Thursday, March 4, 2010

Reading Interventions

I've been reading (ironically) enough and using some fluency interventions with our third grade students. We don't have any summative data on the program yet, but I will say that the formative data looks extremely promising. I am going to talk a little about what I have learned in my research. Hopefully it helps.

The most powerful fluency intervention for kids past the primary (K-2) level is repeated reading. Repeated reading is a strategy to build automaticity, the fast (automatic) recognition of words. As reading becomes more automatic, comprehension is increased because it is not impeded by the decoding process. Below are the major components of a repeated reading intervention.

1.) Students work with a set of texts at their reading level. It is very important that students are not just given a grade level set of texts. Generally intervention kids read below grade level. So, if you have a struggling fifth reader, you first might use third grade texts to make them sound like a fluent third grade reader.
2.) The student hears a model reading of the passage (this could be a teacher read or an audio recording). The commercial program we're using, Read Naturally, has audio-recordings.
3.) The student practices with the passage (reading orally) until he can prove he has attained the desired level of fluency with that passage. He proves it by reading with the teacher who is timing words per minute.
4.) The repeated reading needs to happen at least three days a week for thirty minutes a day.
5.) The teacher needs to progress monitor words read per minute during each session.

The other intervention we are using is Reader's Theater. The kids practice a presenting a story at their reading level fluently. This intervention does not pack the punch of repeated reading, but it is much easier to implement.

Well, this is the most technical blog I've ever written, but these interventions have really helped my students in reading!


mrsgee said...

thanks for this. i'm not sure that our teachers will be willing to time words per minute, but reader's theater was something i had completely forgotten about. (it's amazing how quickly you forget classroom strategies when you teach music). i'll be reminding them soon (as i am sure they all got instruction in this at some point, and, like me, have just forgotten that it is available).

luckeyfrog said...

I've seen Read Naturally. Blastoff! also works well. Kids LOVE graphing their progress on "hot" and "cold" reads. Readers' theater is motivating, teaches students to use expression, and also requires rehearsal (and therefore repetition).
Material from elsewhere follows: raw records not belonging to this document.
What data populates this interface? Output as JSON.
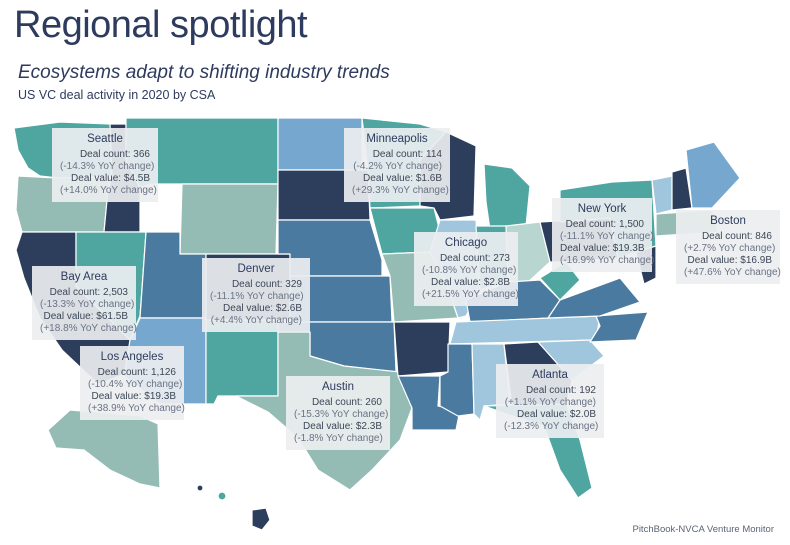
{
  "header": {
    "title": "Regional spotlight",
    "subtitle": "Ecosystems adapt to shifting industry trends",
    "caption": "US VC deal activity in 2020 by CSA"
  },
  "source": "PitchBook-NVCA Venture Monitor",
  "colors": {
    "navy": "#2c3e5c",
    "steel": "#4a7a9f",
    "sky": "#76a8cf",
    "teal": "#4fa6a0",
    "seafoam": "#94bcb4",
    "grayblue": "#9fc6dc",
    "paleteal": "#b9d5d0"
  },
  "regions": [
    {
      "city": "Seattle",
      "deal_count": "Deal count: 366",
      "count_change": "(-14.3% YoY change)",
      "deal_value": "Deal value: $4.5B",
      "value_change": "(+14.0% YoY change)"
    },
    {
      "city": "Minneapolis",
      "deal_count": "Deal count: 114",
      "count_change": "(-4.2% YoY change)",
      "deal_value": "Deal value: $1.6B",
      "value_change": "(+29.3% YoY change)"
    },
    {
      "city": "New York",
      "deal_count": "Deal count: 1,500",
      "count_change": "(-11.1% YoY change)",
      "deal_value": "Deal value: $19.3B",
      "value_change": "(-16.9% YoY change)"
    },
    {
      "city": "Boston",
      "deal_count": "Deal count: 846",
      "count_change": "(+2.7% YoY change)",
      "deal_value": "Deal value: $16.9B",
      "value_change": "(+47.6% YoY change)"
    },
    {
      "city": "Chicago",
      "deal_count": "Deal count: 273",
      "count_change": "(-10.8% YoY change)",
      "deal_value": "Deal value: $2.8B",
      "value_change": "(+21.5% YoY change)"
    },
    {
      "city": "Denver",
      "deal_count": "Deal count: 329",
      "count_change": "(-11.1% YoY change)",
      "deal_value": "Deal value: $2.6B",
      "value_change": "(+4.4% YoY change)"
    },
    {
      "city": "Bay Area",
      "deal_count": "Deal count: 2,503",
      "count_change": "(-13.3% YoY change)",
      "deal_value": "Deal value: $61.5B",
      "value_change": "(+18.8% YoY change)"
    },
    {
      "city": "Los Angeles",
      "deal_count": "Deal count: 1,126",
      "count_change": "(-10.4% YoY change)",
      "deal_value": "Deal value: $19.3B",
      "value_change": "(+38.9% YoY change)"
    },
    {
      "city": "Austin",
      "deal_count": "Deal count: 260",
      "count_change": "(-15.3% YoY change)",
      "deal_value": "Deal value: $2.3B",
      "value_change": "(-1.8% YoY change)"
    },
    {
      "city": "Atlanta",
      "deal_count": "Deal count: 192",
      "count_change": "(+1.1% YoY change)",
      "deal_value": "Deal value: $2.0B",
      "value_change": "(-12.3% YoY change)"
    }
  ]
}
I agree that it is so vital for kids to read at their level. It builds up confidence and allows them a chance to actually grow.

When I saw Read Naturally done, there were 5 or 6 students and one teacher. Students had "stations" of sorts and simple timers with an on button and a stop/start button. They knew how to time themselves for one minute, and so it was only once they had read the story at least 3 times (I think- I don't remember the details) that the teacher monitored their hot read. The students did the practice individually (even at a 2nd grade level). Once they knew the routine, the students could work primarily independently, which I think could make a program like this much more viable for teachers. (As in, they don't have to sit there the whole time and be the timer every time.) I've also seen students have a partner time them.

Literacy Teacher said...

I have used both repeated readings and reader's theater with my students. They love both for different reasons. I do not time my kidos with their repeated readings, but I have seem postivie results over time in a child's fluency! Thanks for sharing your thoughts!